Bot releases are hidden (Show)

tensorflow-directml-plugin - tensorflow-directml-plugin 0.4.0 Latest Release

Published by maggie1059 over 1 year ago

The Python packages are available as a PyPI release. To download the latest python package automatically, simply pip install tensorflow-directml-plugin.

Changes in 0.4.0

Add DirectML kernels for CudnnRNNCanonicalToParams and CudnnRNNParamsToCanonical
Add support for grouped convolution in Conv2DBackpropFilter and Conv3DBackpropFilter
Add float16 support for _FusedConv2D

tensorflow-directml-plugin - tensorflow-directml-plugin 0.3.0

Published by maggie1059 almost 2 years ago

The Python packages are available as a PyPI release. To download the latest python package automatically, simply pip install tensorflow-directml-plugin.

Changes in 0.3.0

Set tensorflow-cpu==2.10.0 as a hard dependency due to incompatibility with Keras 2.11's default optimizers.
Fix overflow in BatchNorm ops when float16 or mixed precision is used.
Remove unnecessary Cast operation in ReduceMin and ReduceMax ops.

tensorflow-directml-plugin - tensorflow-directml-plugin 0.2.0

Published by PatriceVignola almost 2 years ago

The Python packages are available as a PyPI release.
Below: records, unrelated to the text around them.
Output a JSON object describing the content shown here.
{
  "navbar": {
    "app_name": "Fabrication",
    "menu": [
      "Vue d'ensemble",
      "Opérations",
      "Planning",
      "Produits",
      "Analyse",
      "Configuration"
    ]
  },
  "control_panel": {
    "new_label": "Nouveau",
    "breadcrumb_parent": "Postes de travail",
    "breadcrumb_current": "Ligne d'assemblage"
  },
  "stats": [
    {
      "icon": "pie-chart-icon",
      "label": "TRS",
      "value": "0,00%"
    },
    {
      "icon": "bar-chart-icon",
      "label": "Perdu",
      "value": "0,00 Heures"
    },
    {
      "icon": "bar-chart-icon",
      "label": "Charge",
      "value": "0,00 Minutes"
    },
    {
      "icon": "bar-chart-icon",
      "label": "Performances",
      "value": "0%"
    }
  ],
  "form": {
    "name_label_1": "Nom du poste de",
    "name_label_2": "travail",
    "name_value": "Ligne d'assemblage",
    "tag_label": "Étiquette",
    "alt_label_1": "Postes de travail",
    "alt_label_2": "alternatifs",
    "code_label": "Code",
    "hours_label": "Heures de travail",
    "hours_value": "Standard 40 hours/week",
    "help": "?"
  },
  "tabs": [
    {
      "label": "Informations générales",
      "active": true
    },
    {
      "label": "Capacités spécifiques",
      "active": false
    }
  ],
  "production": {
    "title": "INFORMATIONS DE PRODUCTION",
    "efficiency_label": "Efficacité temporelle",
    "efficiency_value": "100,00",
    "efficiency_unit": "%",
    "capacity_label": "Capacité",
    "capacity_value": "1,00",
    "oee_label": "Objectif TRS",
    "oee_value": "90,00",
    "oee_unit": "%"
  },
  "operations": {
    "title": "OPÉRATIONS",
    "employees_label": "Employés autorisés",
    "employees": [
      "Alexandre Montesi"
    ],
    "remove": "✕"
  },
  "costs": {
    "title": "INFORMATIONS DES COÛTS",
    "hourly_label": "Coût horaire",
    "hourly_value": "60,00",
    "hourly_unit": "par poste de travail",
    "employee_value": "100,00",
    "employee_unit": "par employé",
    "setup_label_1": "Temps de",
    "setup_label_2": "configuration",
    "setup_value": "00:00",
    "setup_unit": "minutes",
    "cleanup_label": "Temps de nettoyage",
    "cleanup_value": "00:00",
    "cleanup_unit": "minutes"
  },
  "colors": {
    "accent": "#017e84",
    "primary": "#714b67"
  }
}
To download the latest python package automatically, simply pip install tensorflow-directml-plugin.

Changes in 0.2.0

Improve TensorBoard profiling and capturing chrome traces
Add support for exponential_avg_factor != 1.0 in FusedBatchNorm
Add an int32 kernel registration for Fill

tensorflow-directml-plugin - tensorflow-directml-plugin 0.1.1

Published by PatriceVignola about 2 years ago

The Python packages are available as a PyPI release. To download the latest python package automatically, simply pip install tensorflow-directml-plugin.

Changes in 0.1.1

Fix a crash in InTopKV2 when k is bigger than the size of the axis dimension.

tensorflow-directml-plugin - tensorflow-directml-plugin 0.1.0

Published by PatriceVignola about 2 years ago

The Python packages are available as a PyPI release. To download the latest python package automatically, simply pip install tensorflow-directml-plugin.

Changes in 0.1.0

Upgrade the DirectML version to 1.9.1, which includes minor bug fixes and performance improvements.
Add DirectML kernels for the RngSkip and RngReadAndSkip operators.
Add DirectML kernels for the StatelessRandomGetKeyCounterAlg, StatelessRandomGetKeyCounter and StatelessRandomGetAlg operators.
Add a DirectML kernel for SparseApplyAdagrad.
Add a DirectML kernel for StatelessRandomUniformV2.
Add a DirectML kernel for InTopKV2.
Add DirectML kernels for MatrixDiagV3 and MatrixDiagPartV3.
Add emulated support for int64.
Add a dependency on tensorflow-cpu>=2.10.0. Users should install the tensorflow-cpu package instead of tensorflow or tensorflow-gpu when using tensorflow-directml-plugin.
Add int32 support for StridedSlice.
Add CPU emulated versions of UnsortedSegmentSum, UnsortedSegmentMax, UnsortedSegmentMin and UnsortedSegmentProd to get rid of device placement errors in transformer models.
Add a C API for Linux. The C API can be downloaded from the releases page in the tensorflow-directml-plugin GitHub repository.
Add support for multiple devices.
Add integer support for Relu.
Add int32 support for Pack.
Fix the incomplete adapter description on Linux.
Fix a crash in ArgMin and ArgMax when the output type was int16 or uint16.
Fix an undefined behavior when retrieving a list of strings from an attribute.
Fix a memory leak in the BFC allocator.
Fix a memory leak in the graph optimizer.
Fix a memory leak in SegmentReduction.
Fix a memory leak in StridedSlice.
Fix a memory leak in the emulated random kernels.
Fix the validation of Range to allow values near INT_MAX.
Get rid of warnings related to unsupported DataFormatDimMap and DataFormatVecPermute operators.
Prevent unbounded growth of command allocator memory.
Optimize output allocation for inputs that can be executed in-place and directly forwarded to the output.
Increase the available memory by allowing devices to allocate shared (nonlocal) memory.
Improve the performance of the unsorted segment operators by batching GPU->CPU copies together.
Increase the performance of emulated operators by reducing the number of eager context and eager ops creation.